HACC’s Rodgers noted that Pennsylvania prisons disgorge 25,000 people a year, “and that’s 25,000 potential workers who could keep our economy going as Baby Boomers age out.”

“It’s a shame we put people away for all these years,” he said. “Now we’re in a bind. We don’t have enough people to work.”

Bloomingdale gave kudos to former state senator and Republican gubernatorial candidate Scott Wagner for leading Clean Slate efforts in the Senate by sharing his experience as owner of Penn Waste.

“Getting key Republicans and Democrats to work together was quite a show of bipartisanship,” he said.

Delozier remains “wholeheartedly” committed to being tough on crime and the “criminal heartless,” but she also believes that “there needs to be a balance.”

“A dad of three that had a drunk and disorderly when they were 22 years old deserves to be able to have a break,” she said.

Kim hopes for “more job training and resources, because re-entrants don’t know where to go or where to start.” Rodgers has hopes for reviving STEP, with its track record of 100-percent employment for graduates.

The legislative Criminal Justice Reform Caucus was slated to meet late last month to discuss next steps, said Delozier.
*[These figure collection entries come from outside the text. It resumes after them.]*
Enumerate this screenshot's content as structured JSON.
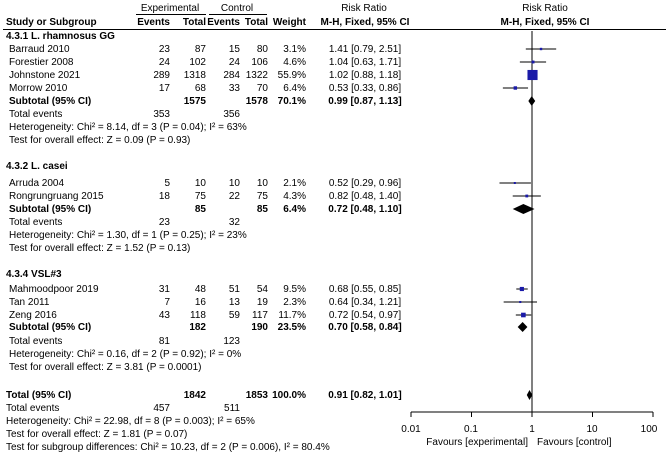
{
  "header": {
    "group_experimental": "Experimental",
    "group_control": "Control",
    "col_risk_ratio": "Risk Ratio",
    "plot_title": "Risk Ratio",
    "study_label": "Study or Subgroup",
    "events": "Events",
    "total": "Total",
    "weight": "Weight",
    "method": "M-H, Fixed, 95% CI",
    "plot_method": "M-H, Fixed, 95% CI"
  },
  "subgroups": [
    {
      "title": "4.3.1 L. rhamnosus GG",
      "studies": [
        {
          "name": "Barraud 2010",
          "e_events": "23",
          "e_total": "87",
          "c_events": "15",
          "c_total": "80",
          "weight": "3.1%",
          "ci_text": "1.41 [0.79, 2.51]"
        },
        {
          "name": "Forestier 2008",
          "e_events": "24",
          "e_total": "102",
          "c_events": "24",
          "c_total": "106",
          "weight": "4.6%",
          "ci_text": "1.04 [0.63, 1.71]"
        },
        {
          "name": "Johnstone 2021",
          "e_events": "289",
          "e_total": "1318",
          "c_events": "284",
          "c_total": "1322",
          "weight": "55.9%",
          "ci_text": "1.02 [0.88, 1.18]"
        },
        {
          "name": "Morrow 2010",
          "e_events": "17",
          "e_total": "68",
          "c_events": "33",
          "c_total": "70",
          "weight": "6.4%",
          "ci_text": "0.53 [0.33, 0.86]"
        }
      ],
      "subtotal": {
        "label": "Subtotal (95% CI)",
        "e_total": "1575",
        "c_total": "1578",
        "weight": "70.1%",
        "ci_text": "0.99 [0.87, 1.13]"
      },
      "total_events": {
        "label": "Total events",
        "e": "353",
        "c": "356"
      },
      "heterogeneity": "Heterogeneity: Chi² = 8.14, df = 3 (P = 0.04); I² = 63%",
      "overall": "Test for overall effect: Z = 0.09 (P = 0.93)"
    },
    {
      "title": "4.3.2 L. casei",
      "studies": [
        {
          "name": "Arruda 2004",
          "e_events": "5",
          "e_total": "10",
          "c_events": "10",
          "c_total": "10",
          "weight": "2.1%",
          "ci_text": "0.52 [0.29, 0.96]"
        },
        {
          "name": "Rongrungruang 2015",
          "e_events": "18",
          "e_total": "75",
          "c_events": "22",
          "c_total": "75",
          "weight": "4.3%",
          "ci_text": "0.82 [0.48, 1.40]"
        }
      ],
      "subtotal": {
        "label": "Subtotal (95% CI)",
        "e_total": "85",
        "c_total": "85",
        "weight": "6.4%",
        "ci_text": "0.72 [0.48, 1.10]"
      },
      "total_events": {
        "label": "Total events",
        "e": "23",
        "c": "32"
      },
      "heterogeneity": "Heterogeneity: Chi² = 1.30, df = 1 (P = 0.25); I² = 23%",
      "overall": "Test for overall effect: Z = 1.52 (P = 0.13)"
    },
    {
      "title": "4.3.4 VSL#3",
      "studies": [
        {
          "name": "Mahmoodpoor 2019",
          "e_events": "31",
          "e_total": "48",
          "c_events": "51",
          "c_total": "54",
          "weight": "9.5%",
          "ci_text": "0.68 [0.55, 0.85]"
        },
        {
          "name": "Tan 2011",
          "e_events": "7",
          "e_total": "16",
          "c_events": "13",
          "c_total": "19",
          "weight": "2.3%",
          "ci_text": "0.64 [0.34, 1.21]"
        },
        {
          "name": "Zeng 2016",
          "e_events": "43",
          "e_total": "118",
          "c_events": "59",
          "c_total": "117",
          "weight": "11.7%",
          "ci_text": "0.72 [0.54, 0.97]"
        }
      ],
      "subtotal": {
        "label": "Subtotal (95% CI)",
        "e_total": "182",
        "c_total": "190",
        "weight": "23.5%",
        "ci_text": "0.70 [0.58, 0.84]"
      },
      "total_events": {
        "label": "Total events",
        "e": "81",
        "c": "123"
      },
      "heterogeneity": "Heterogeneity: Chi² = 0.16, df = 2 (P = 0.92); I² = 0%",
      "overall": "Test for overall effect: Z = 3.81 (P = 0.0001)"
    }
  ],
  "total": {
    "label": "Total (95% CI)",
    "e_total": "1842",
    "c_total": "1853",
    "weight": "100.0%",
    "ci_text": "0.91 [0.82, 1.01]",
    "events_label": "Total events",
    "e_events": "457",
    "c_events": "511",
    "heterogeneity": "Heterogeneity: Chi² = 22.98, df = 8 (P = 0.003); I² = 65%",
    "overall": "Test for overall effect: Z = 1.81 (P = 0.07)",
    "subgroup_diff": "Test for subgroup differences: Chi² = 10.23, df = 2 (P = 0.006), I² = 80.4%"
  },
  "axis": {
    "ticks": [
      "0.01",
      "0.1",
      "1",
      "10",
      "100"
    ],
    "favours_left": "Favours [experimental]",
    "favours_right": "Favours [control]"
  },
  "colors": {
    "study_marker": "#1a1aa8",
    "diamond": "#000000"
  },
  "chart_data": {
    "type": "scatter",
    "scale": "log",
    "xlim": [
      0.01,
      100
    ],
    "reference_line": 1,
    "points": [
      {
        "study": "Barraud 2010",
        "rr": 1.41,
        "lo": 0.79,
        "hi": 2.51,
        "weight": 3.1
      },
      {
        "study": "Forestier 2008",
        "rr": 1.04,
        "lo": 0.63,
        "hi": 1.71,
        "weight": 4.6
      },
      {
        "study": "Johnstone 2021",
        "rr": 1.02,
        "lo": 0.88,
        "hi": 1.18,
        "weight": 55.9
      },
      {
        "study": "Morrow 2010",
        "rr": 0.53,
        "lo": 0.33,
        "hi": 0.86,
        "weight": 6.4
      },
      {
        "study": "Arruda 2004",
        "rr": 0.52,
        "lo": 0.29,
        "hi": 0.96,
        "weight": 2.1
      },
      {
        "study": "Rongrungruang 2015",
        "rr": 0.82,
        "lo": 0.48,
        "hi": 1.4,
        "weight": 4.3
      },
      {
        "study": "Mahmoodpoor 2019",
        "rr": 0.68,
        "lo": 0.55,
        "hi": 0.85,
        "weight": 9.5
      },
      {
        "study": "Tan 2011",
        "rr": 0.64,
        "lo": 0.34,
        "hi": 1.21,
        "weight": 2.3
      },
      {
        "study": "Zeng 2016",
        "rr": 0.72,
        "lo": 0.54,
        "hi": 0.97,
        "weight": 11.7
      }
    ],
    "subtotals": [
      {
        "group": "4.3.1 L. rhamnosus GG",
        "rr": 0.99,
        "lo": 0.87,
        "hi": 1.13
      },
      {
        "group": "4.3.2 L. casei",
        "rr": 0.72,
        "lo": 0.48,
        "hi": 1.1
      },
      {
        "group": "4.3.4 VSL#3",
        "rr": 0.7,
        "lo": 0.58,
        "hi": 0.84
      }
    ],
    "overall": {
      "rr": 0.91,
      "lo": 0.82,
      "hi": 1.01
    }
  }
}
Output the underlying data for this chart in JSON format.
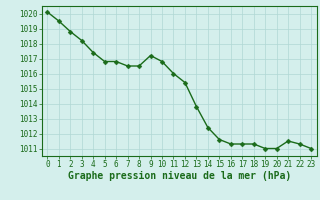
{
  "x": [
    0,
    1,
    2,
    3,
    4,
    5,
    6,
    7,
    8,
    9,
    10,
    11,
    12,
    13,
    14,
    15,
    16,
    17,
    18,
    19,
    20,
    21,
    22,
    23
  ],
  "y": [
    1020.1,
    1019.5,
    1018.8,
    1018.2,
    1017.4,
    1016.8,
    1016.8,
    1016.5,
    1016.5,
    1017.2,
    1016.8,
    1016.0,
    1015.4,
    1013.8,
    1012.4,
    1011.6,
    1011.3,
    1011.3,
    1011.3,
    1011.0,
    1011.0,
    1011.5,
    1011.3,
    1011.0
  ],
  "xlim": [
    -0.5,
    23.5
  ],
  "ylim": [
    1010.5,
    1020.5
  ],
  "yticks": [
    1011,
    1012,
    1013,
    1014,
    1015,
    1016,
    1017,
    1018,
    1019,
    1020
  ],
  "xticks": [
    0,
    1,
    2,
    3,
    4,
    5,
    6,
    7,
    8,
    9,
    10,
    11,
    12,
    13,
    14,
    15,
    16,
    17,
    18,
    19,
    20,
    21,
    22,
    23
  ],
  "xlabel": "Graphe pression niveau de la mer (hPa)",
  "line_color": "#1a6b1a",
  "marker_color": "#1a6b1a",
  "bg_color": "#d4efec",
  "grid_color": "#b0d8d4",
  "tick_label_fontsize": 5.5,
  "xlabel_fontsize": 7.0,
  "line_width": 1.0,
  "marker_size": 2.5
}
She would like to tackle inequities in professional licensing, such as a morals clause in licensure requirements for cosmetologists that’s absent for barbers. In Pennsylvania prisons, men often are trained for barbering, while women get cosmetology training.

And while some offenses obviously preclude certain employment—the convicted embezzler shouldn’t be managing money, for instance—licensure regulations should explicitly address those crimes that correlate to licensing, she said.

While “there are bad people out there,” Clean Slate is giving many ex-offenders “another opportunity in life outside of incarceration,” said Dixon.

“It makes me feel good to help people like that,” he said. “Knowing where I came from the last eight years, and now to help somebody provide for their families, I guess I’m proud of that. It’s not something I look for to get anything back in return. I feel like I’ve been blessed, so I need to bless others.”